Russia’s unsound ruble has suffered high and variable inflation leading to high interest rates. Unlike the dollar, the ruble cannot be legally traded for some purposes without special permission. In particular, Russians cannot lawfully send capital abroad. However, restrictions have not prevented a massive illegal flight of capital, estimated by some sources to exceed $100 billion. The instability of the ruble has prompted Russians to use the dollar despite the government’s efforts to discourage it. Officially, all payments within Russia are supposed to be in rubles — but it is estimated that Russians hold at least $40 billion in U.S. dollar notes.
Another cause of the current crisis is that banks have behaved as agents of the government. The largest banks are not mobilizing savings for productive activities; rather, they are conduits through which the government redistributes public funds to favored firms.
Finally, unlike central banks in the West, which generally only influence overall conditions in credit markets, the Central Bank of Russia directs credits to particular favored firms through the banking system. The selected firms’ ability to obtain credit from the central bank has enabled them to avoid the discipline of profit and loss, so they behave in the same inefficient ways as when the state owned them.
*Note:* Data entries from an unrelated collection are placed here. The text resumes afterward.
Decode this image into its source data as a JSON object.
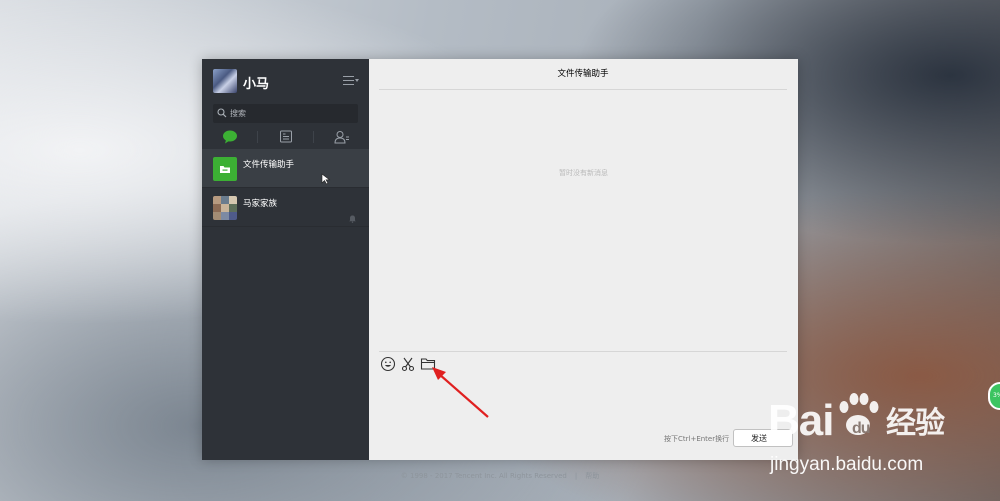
{
  "profile": {
    "nickname": "小马",
    "menu_icon": "menu-icon"
  },
  "search": {
    "placeholder": "搜索"
  },
  "tabs": [
    {
      "id": "chats",
      "icon": "chat-bubble-icon",
      "active_color": "#3cb034"
    },
    {
      "id": "articles",
      "icon": "document-icon"
    },
    {
      "id": "contacts",
      "icon": "contacts-icon"
    }
  ],
  "chats": [
    {
      "name": "文件传输助手",
      "icon": "file-transfer-icon",
      "icon_color": "#3cb034",
      "active": true
    },
    {
      "name": "马家家族",
      "icon": "group-avatar",
      "muted": true
    }
  ],
  "conversation": {
    "title": "文件传输助手",
    "empty_text": "暂时没有新消息",
    "toolbar": [
      "emoji-icon",
      "scissors-icon",
      "folder-icon"
    ],
    "hint": "按下Ctrl+Enter换行",
    "send_label": "发送"
  },
  "footer": {
    "copyright": "© 1998 - 2017 Tencent Inc. All Rights Reserved",
    "separator": "|",
    "help": "帮助"
  },
  "float_button": {
    "label": "3%"
  },
  "watermark": {
    "logo": "Bai du 经验",
    "url": "jingyan.baidu.com"
  },
  "annotation": {
    "type": "arrow",
    "color": "#e02020"
  }
}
Russia has modified rather than dismantled the centralized control that the Communists established. The shaky finances of the Russian government and the spillover from the Asian currency crisis also precipitated the current financial crisis. The government was unable to repay its accumulated debt from current revenue because it was running substantial budget deficits. Very high interest rates further increased the burden of refinancing its ever‐increasing debt. On August 17, 1998, the central bank gave up supporting the ruble at the then‐current rate of 6.3 per dollar. The devaluation and default in effect bankrupted many of the largest Russian banks.
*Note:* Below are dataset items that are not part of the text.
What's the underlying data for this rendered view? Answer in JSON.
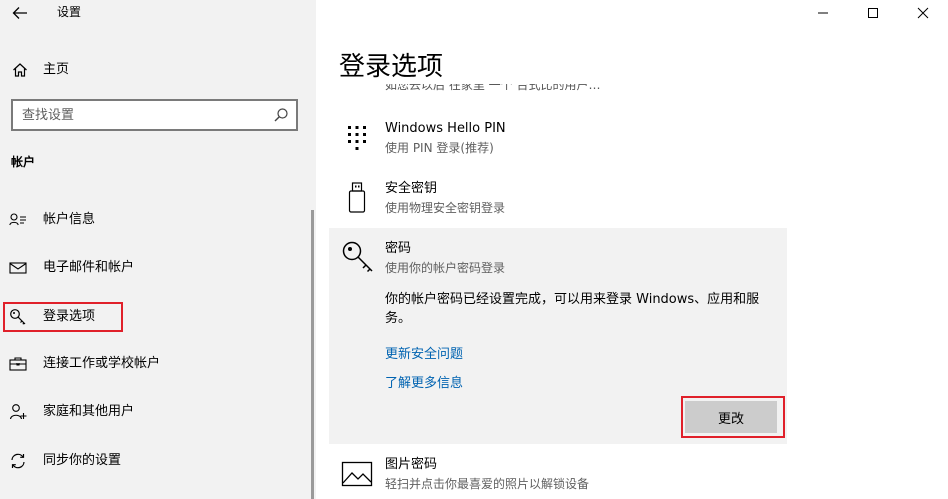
{
  "app": {
    "title": "设置"
  },
  "window_controls": {
    "minimize_icon": "minimize-icon",
    "maximize_icon": "maximize-icon",
    "close_icon": "close-icon"
  },
  "nav": {
    "home_label": "主页",
    "search_placeholder": "查找设置",
    "section_header": "帐户",
    "items": [
      {
        "label": "帐户信息",
        "icon": "account-info-icon"
      },
      {
        "label": "电子邮件和帐户",
        "icon": "mail-icon"
      },
      {
        "label": "登录选项",
        "icon": "key-icon",
        "selected": true
      },
      {
        "label": "连接工作或学校帐户",
        "icon": "briefcase-icon"
      },
      {
        "label": "家庭和其他用户",
        "icon": "person-add-icon"
      },
      {
        "label": "同步你的设置",
        "icon": "sync-icon"
      }
    ]
  },
  "main": {
    "page_title": "登录选项",
    "clipped_text": "如您去以后 在家里 一个 台式比的用户…",
    "options": [
      {
        "title": "Windows Hello PIN",
        "desc": "使用 PIN 登录(推荐)",
        "icon": "keypad-icon"
      },
      {
        "title": "安全密钥",
        "desc": "使用物理安全密钥登录",
        "icon": "usb-key-icon"
      },
      {
        "title": "密码",
        "desc": "使用你的帐户密码登录",
        "icon": "key-icon",
        "expanded": true
      },
      {
        "title": "图片密码",
        "desc": "轻扫并点击你最喜爱的照片以解锁设备",
        "icon": "picture-icon"
      }
    ],
    "password_card": {
      "description": "你的帐户密码已经设置完成，可以用来登录 Windows、应用和服务。",
      "link_security_questions": "更新安全问题",
      "link_learn_more": "了解更多信息",
      "change_button": "更改"
    }
  },
  "colors": {
    "nav_background": "#f2f2f2",
    "link": "#0063b1",
    "button": "#cccccc",
    "highlight_box": "#e0202a"
  }
}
Although the August financial crisis seems to make Russia’s prospects for economic reform dimmer than ever, the crisis creates a fresh opportunity for change. Fortunately, the necessary institutions already exist in Russia or can be imported. A capitalist monetary system requires a sound currency, yet Russia’s currency crisis stems from the government’s attempt to force Russians to use only rubles. To promote a capitalist monetary system, the government should remove in all transactions the barriers to using dollars or other foreign currencies. Intensifying dollarization of the Russian economy will reduce the demand for rubles. The less people use the ruble, the less ability the Central Bank of Russia will have to finance government spending by printing more rubles. Formerly subsidized businesses will have to stop wasting resources or go out of business.
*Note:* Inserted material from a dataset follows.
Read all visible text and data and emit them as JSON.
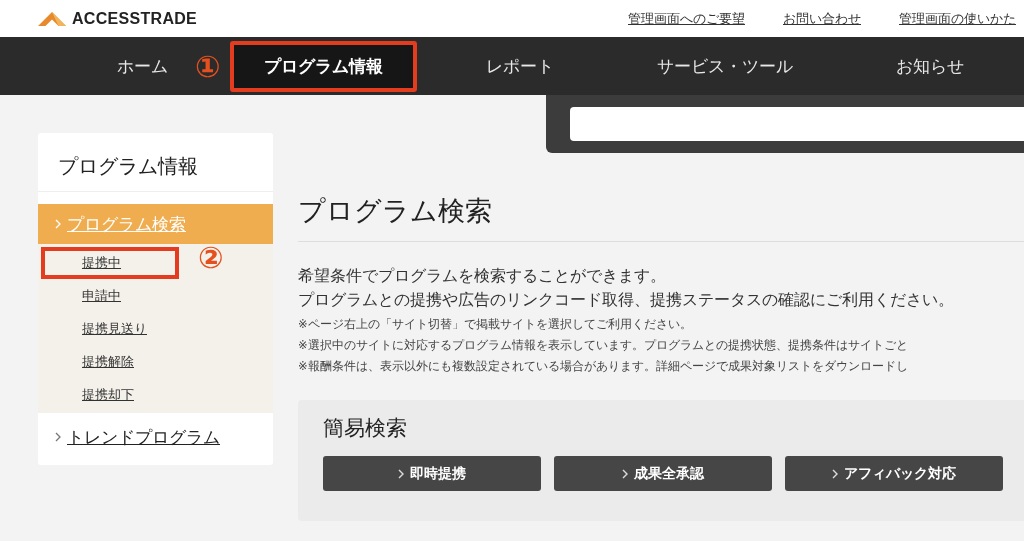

A sound currency needs to be complemented by good banks. Foreign banks, which have the confidence of consumers, can function as genuine gatherers of savings and allocators of investment. To enable them to do so, the Russian government should liberalize its restriction on foreign banks. The Russian financial system is also plagued by an inefficient payments system, which could be improved by the privatization of the central bank’s clearinghouse and the establishment of other clearinghouses.
To acknowledge that Russia is not a good producer of monetary policy need not be shameful or imply a violation of national sovereignty or pride. If the Russian government really wants something to be proud of, let it establish an open monetary system that allows Russians unfettered access not only to the best currencies and the best banks in the world but also to the prosperity that such a system will foster. Other former socialist countries, most notably Estonia, Lithuania and Bulgaria, have already undertaken some of the reforms suggested here and have enjoyed success.
It is grotesque to blame laissez faire for the current financial crisis and for Russia’s wider economic problems since the Soviet Union dissolved. The most effective step that foreign governments and international financial institutions can take is to stop supporting both the Central Bank of Russia and attempts to reform Russian banks from within.